Insights

The Resiliency of the Table

Looking at the table we sense it’s permanence, it’s immovability and immutability. It’s defiant stand against the turbulence of time.

Whilst platforms have reinvented themselves throughout the Covid season, from physical to virtual, our table has remained right where it has always been, albeit for now with less people around it. Reflecting on the table, it has a sense of permanence - immovability and immutability. Its defiant stand against the turbulence of time.
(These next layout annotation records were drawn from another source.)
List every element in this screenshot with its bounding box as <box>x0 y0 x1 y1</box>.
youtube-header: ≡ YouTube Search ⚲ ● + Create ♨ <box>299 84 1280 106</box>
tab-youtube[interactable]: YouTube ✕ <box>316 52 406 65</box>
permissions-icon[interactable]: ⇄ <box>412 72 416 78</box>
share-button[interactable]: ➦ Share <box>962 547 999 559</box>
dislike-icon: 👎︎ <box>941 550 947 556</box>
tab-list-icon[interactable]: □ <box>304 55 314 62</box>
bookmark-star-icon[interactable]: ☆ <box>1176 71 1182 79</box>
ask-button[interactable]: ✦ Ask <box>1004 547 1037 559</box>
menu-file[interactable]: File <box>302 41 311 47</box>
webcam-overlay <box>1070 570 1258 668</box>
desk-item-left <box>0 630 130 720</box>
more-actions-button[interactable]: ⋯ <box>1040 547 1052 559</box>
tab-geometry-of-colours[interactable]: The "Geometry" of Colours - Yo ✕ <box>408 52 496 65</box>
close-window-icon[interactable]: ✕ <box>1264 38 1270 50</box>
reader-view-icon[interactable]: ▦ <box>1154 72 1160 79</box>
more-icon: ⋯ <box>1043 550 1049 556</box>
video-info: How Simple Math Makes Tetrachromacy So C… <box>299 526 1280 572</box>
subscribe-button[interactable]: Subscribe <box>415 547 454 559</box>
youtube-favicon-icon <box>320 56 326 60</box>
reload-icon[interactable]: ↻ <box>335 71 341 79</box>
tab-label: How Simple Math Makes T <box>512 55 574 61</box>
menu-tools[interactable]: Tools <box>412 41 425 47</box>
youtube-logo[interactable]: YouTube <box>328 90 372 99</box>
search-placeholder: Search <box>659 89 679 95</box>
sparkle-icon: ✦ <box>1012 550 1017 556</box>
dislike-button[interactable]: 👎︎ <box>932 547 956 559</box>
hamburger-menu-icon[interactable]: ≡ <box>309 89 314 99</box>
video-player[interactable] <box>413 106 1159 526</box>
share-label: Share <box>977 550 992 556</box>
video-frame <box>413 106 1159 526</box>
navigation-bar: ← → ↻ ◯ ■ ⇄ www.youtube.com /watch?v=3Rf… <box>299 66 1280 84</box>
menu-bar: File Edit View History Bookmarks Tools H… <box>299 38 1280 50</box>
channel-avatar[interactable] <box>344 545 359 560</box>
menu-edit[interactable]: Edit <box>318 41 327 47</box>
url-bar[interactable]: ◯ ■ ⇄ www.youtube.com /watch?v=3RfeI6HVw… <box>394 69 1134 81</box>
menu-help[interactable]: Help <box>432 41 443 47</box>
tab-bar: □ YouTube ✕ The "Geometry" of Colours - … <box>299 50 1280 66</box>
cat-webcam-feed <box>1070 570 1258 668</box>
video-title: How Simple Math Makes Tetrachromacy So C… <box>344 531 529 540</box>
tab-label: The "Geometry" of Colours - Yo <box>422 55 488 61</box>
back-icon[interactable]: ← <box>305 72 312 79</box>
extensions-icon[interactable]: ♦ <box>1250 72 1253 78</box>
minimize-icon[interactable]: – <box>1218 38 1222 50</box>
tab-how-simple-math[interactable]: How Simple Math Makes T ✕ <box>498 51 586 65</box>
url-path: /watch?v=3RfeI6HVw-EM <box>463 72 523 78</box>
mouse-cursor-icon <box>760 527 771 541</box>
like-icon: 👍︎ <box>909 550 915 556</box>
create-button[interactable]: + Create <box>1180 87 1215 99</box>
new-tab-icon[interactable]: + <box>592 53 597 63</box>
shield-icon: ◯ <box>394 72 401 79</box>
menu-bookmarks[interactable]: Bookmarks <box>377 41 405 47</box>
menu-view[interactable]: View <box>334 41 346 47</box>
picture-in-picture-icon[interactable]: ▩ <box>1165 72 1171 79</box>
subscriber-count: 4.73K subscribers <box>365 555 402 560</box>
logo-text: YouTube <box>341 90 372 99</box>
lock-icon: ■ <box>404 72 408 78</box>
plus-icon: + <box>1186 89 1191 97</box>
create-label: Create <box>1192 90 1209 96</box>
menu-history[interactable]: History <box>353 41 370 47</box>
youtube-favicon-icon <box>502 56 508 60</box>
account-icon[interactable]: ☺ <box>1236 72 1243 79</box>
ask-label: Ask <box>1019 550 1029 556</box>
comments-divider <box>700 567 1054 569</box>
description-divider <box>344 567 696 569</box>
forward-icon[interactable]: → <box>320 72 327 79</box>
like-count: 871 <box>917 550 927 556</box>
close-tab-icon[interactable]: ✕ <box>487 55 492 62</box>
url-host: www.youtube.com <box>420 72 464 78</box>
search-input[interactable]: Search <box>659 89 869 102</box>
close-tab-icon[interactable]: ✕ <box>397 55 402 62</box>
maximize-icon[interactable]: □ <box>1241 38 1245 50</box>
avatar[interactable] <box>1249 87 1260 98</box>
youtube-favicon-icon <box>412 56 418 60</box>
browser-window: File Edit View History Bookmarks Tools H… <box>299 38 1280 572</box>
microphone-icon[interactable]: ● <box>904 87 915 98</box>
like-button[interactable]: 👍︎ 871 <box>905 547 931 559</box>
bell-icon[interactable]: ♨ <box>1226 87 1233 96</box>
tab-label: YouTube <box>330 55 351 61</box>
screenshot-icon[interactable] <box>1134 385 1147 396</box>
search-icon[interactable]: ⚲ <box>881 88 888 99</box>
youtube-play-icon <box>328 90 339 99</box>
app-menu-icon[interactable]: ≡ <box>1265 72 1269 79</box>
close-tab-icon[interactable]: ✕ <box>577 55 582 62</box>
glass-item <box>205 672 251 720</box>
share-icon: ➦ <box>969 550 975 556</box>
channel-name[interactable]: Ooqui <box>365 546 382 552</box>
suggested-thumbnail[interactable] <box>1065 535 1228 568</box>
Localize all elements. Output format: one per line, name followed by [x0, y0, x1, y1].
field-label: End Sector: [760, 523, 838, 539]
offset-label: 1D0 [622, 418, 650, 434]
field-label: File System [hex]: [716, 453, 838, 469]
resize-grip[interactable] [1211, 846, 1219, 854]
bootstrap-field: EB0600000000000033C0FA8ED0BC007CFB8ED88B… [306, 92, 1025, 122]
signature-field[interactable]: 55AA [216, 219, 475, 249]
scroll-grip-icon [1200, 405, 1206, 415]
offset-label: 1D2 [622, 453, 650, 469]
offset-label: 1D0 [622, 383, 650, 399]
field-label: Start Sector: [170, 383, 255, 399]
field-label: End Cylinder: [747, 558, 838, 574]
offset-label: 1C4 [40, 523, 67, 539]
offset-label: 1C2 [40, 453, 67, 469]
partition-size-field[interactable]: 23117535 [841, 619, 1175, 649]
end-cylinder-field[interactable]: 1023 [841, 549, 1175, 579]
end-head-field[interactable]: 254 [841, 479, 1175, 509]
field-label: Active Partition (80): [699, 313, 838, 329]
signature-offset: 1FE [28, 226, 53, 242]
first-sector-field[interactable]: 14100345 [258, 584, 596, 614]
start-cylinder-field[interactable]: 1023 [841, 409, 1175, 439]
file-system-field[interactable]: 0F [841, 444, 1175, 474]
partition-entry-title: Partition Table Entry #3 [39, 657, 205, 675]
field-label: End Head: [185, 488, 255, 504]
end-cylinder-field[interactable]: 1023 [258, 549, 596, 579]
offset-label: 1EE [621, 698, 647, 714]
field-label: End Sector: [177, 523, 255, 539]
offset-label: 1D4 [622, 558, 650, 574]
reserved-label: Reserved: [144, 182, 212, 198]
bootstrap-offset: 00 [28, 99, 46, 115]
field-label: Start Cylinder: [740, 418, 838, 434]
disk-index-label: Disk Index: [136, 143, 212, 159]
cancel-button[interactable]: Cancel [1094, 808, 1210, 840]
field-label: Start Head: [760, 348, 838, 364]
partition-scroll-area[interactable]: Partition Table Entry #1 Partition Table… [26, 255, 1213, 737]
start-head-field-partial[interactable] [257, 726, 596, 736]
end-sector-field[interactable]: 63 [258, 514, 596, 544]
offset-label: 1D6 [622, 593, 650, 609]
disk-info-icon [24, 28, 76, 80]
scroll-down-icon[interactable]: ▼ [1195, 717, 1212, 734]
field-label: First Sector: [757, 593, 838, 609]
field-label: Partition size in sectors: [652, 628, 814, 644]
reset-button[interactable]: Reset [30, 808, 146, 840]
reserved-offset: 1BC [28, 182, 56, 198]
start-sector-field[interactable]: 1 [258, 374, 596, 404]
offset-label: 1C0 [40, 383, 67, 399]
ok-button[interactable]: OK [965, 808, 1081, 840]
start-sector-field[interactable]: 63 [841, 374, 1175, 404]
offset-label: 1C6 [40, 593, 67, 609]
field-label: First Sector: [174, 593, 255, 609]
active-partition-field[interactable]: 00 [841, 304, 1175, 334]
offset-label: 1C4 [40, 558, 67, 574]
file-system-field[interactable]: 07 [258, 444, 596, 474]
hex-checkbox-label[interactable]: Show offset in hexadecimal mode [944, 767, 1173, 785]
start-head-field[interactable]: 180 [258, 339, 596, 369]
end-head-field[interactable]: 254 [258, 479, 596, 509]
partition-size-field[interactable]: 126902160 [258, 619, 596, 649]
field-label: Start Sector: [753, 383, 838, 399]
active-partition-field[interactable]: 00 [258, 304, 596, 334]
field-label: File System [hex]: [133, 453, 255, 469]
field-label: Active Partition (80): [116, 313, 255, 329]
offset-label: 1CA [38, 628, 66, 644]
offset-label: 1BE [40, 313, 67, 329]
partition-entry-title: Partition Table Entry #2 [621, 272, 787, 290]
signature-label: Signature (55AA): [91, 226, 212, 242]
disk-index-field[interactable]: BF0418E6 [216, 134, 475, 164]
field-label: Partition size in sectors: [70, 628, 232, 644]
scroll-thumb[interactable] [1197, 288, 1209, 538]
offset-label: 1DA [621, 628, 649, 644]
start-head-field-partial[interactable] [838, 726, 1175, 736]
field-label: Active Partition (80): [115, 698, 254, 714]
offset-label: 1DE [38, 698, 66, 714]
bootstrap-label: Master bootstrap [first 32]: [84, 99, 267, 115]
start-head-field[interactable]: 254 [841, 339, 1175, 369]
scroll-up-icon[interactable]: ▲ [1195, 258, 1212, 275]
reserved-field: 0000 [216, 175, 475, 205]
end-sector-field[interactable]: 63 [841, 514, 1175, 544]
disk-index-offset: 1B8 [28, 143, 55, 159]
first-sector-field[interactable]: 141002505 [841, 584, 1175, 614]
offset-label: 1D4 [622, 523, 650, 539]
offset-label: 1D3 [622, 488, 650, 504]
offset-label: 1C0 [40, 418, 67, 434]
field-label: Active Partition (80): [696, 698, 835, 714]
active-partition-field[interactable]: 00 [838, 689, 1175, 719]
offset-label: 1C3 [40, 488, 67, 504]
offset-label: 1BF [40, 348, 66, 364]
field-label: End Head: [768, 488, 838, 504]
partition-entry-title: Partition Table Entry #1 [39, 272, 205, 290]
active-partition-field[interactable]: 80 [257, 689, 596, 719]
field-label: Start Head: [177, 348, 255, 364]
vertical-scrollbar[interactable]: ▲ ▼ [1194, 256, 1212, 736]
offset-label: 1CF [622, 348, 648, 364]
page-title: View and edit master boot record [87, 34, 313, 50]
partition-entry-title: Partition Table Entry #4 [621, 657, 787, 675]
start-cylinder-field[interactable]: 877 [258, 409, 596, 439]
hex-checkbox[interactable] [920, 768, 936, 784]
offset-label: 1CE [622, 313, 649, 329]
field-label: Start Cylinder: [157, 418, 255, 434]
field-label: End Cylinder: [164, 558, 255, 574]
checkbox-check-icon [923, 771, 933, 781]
The table’s resilience is linked to it’s location. It’s at the centre of our home usually surrounded by family and friends, the most resilient of places and enduring of relationships.

It's likely over the past season of Covid our tables have looked very different to the way they used to, with as much home schooling as home cooking. Nevertheless our tables remain an anchor in the storm, the stability of our times.

Considering resilience in an entirely different sense, we're reflecting on “The Starfish and the Spider: The Unstoppable Power of Leaderless Organizations” by Brafman and Beckstrom - one of our favourite books on organisational design (although we don’t like the subtitle!)

The starfish represents the decentralised (not, in our opinion, leaderless) organisation. The starfish has no head, and its major organs are replicated throughout each arm. If you cut it in half you get two starfish. The spider describes hierarchical (though I’d caution against viewing this word in the pejorative sense) command-and-control structures. The Spider represents the centralised organisation. A spider is controlled by its head. Cut off its head and it dies.

When attacked, centralized organizations tend to become even more closed and centralised.

When attacked, a decentralised organization tends to become even more open and decentralised.

Centralised organisations tend to restrict thinking to the few.

Decentralised organisations don’t have central intelligence; it’s distributed throughout to the many.

Centralised organisations struggle to transform.

Decentralised organisations find it easy to transform.

People in centralised organisations tend to wait to be told what to do.

People in decentralised organisations instinctively want to contribute.

For these reasons the starfish, the decentralised organisation, where leadership is distributed, is far more resilient than the spider, the centralised organisation.

We can’t help thinking the platform and the spider and the table and the starfish are related.